Colin Wiltshire

Personal information
- Full name: Colin Francis Wiltshire
- Born: 3 October 1935 Georgetown, British Guiana
- Died: 18 December 2009 (aged 74) Trinidad
- Batting: Right-handed
- Role: Opening batsman

Domestic team information
- 1958–1964: British Guiana
- Source: ESPNcricinfo, 22 May 2024

= Colin Wiltshire =

Guyanese cricketer and administrator (1935–2009)

Colin Francis Wiltshire (3 October 1935 – 18 December 2009) was a Guyanese cricketer and sports administrator. He played in eight first-class matches for British Guiana from 1958 to 1964.

==Career and later life==
Wiltshire was a right-handed opening batsman who played domestic cricket for the Demerara Cricket Club (DCC) and represented Demerara at the inter-county level. He was noted for his technical skill and "exquisite timing," particularly his execution of the on-drive.

He made his first-class debut in the 1958/59 Inter-colonial Tournament against Barbados. His most significant performance came in 1961 during the Pentangular Tournament at Bourda, where he scored a career-best 197 runs against the Combined Islands. During his career, he played alongside West Indian cricketers such as Clyde Walcott, Rohan Kanhai, and Lance Gibbs.

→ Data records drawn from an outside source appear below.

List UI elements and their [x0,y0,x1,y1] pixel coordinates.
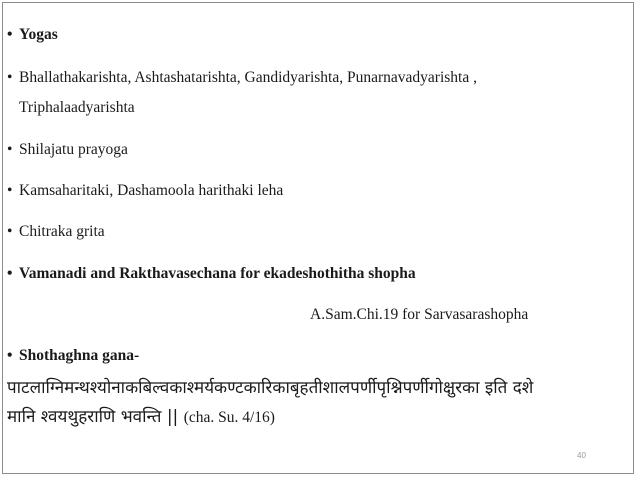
bullet-text: Vamanadi and Rakthavasechana for ekadeshothitha shopha [19,265,416,282]
bullet-text: Chitraka grita [19,223,105,240]
reference-text: A.Sam.Chi.19 for Sarvasarashopha [310,306,529,323]
bullet-text: Shothaghna gana- [19,347,140,364]
bullet-text: Bhallathakarishta, Ashtashatarishta, Gandidyarishta, Punarnavadyarishta , [19,69,477,86]
sanskrit-verse-line-1: पाटलाग्निमन्थश्योनाकबिल्वकाश्मर्यकण्टकारिकाबृहतीशालपर्णीपृश्निपर्णीगोक्षुरका इति दशे [7,378,534,398]
bullet-item-vamanadi [7,264,416,284]
bullet-text: Shilajatu prayoga [19,141,128,158]
bullet-item-arishtas-continued [7,98,135,118]
verse-citation: (cha. Su. 4/16) [183,409,275,426]
bullet-marker: • [7,347,13,364]
bullet-marker: • [7,182,13,199]
bullet-item-shothaghna [7,346,139,366]
bullet-item-shilajatu [7,140,128,160]
bullet-marker: • [7,26,13,43]
bullet-text: Triphalaadyarishta [19,99,135,116]
bullet-item-kamsaharitaki [7,181,283,201]
bullet-marker: • [7,265,13,282]
bullet-item-yogas [7,25,58,45]
bullet-marker: • [7,223,13,240]
bullet-marker: • [7,69,13,86]
bullet-text: Yogas [19,26,58,43]
sanskrit-verse-text: मानि श्वयथुहराणि भवन्ति || [7,407,179,427]
bullet-marker: • [7,141,13,158]
bullet-item-chitraka [7,222,105,242]
bullet-item-arishtas [7,68,477,88]
page-number: 40 [577,451,586,460]
bullet-text: Kamsaharitaki, Dashamoola harithaki leha [19,182,284,199]
sanskrit-verse-line-2 [7,405,275,430]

Following his playing career, Wiltshire became a prominent administrator, serving as the Secretary of the Guyana Cricket Board (GCB) for several years. Professionally, he was a Director and Company Secretary for Caribbean Containers Inc.

Wiltshire died of pneumonia in a hospital in Trinidad on 18 December 2009. His son, Garfield Wiltshire, was a three-time Southern Caribbean squash champion.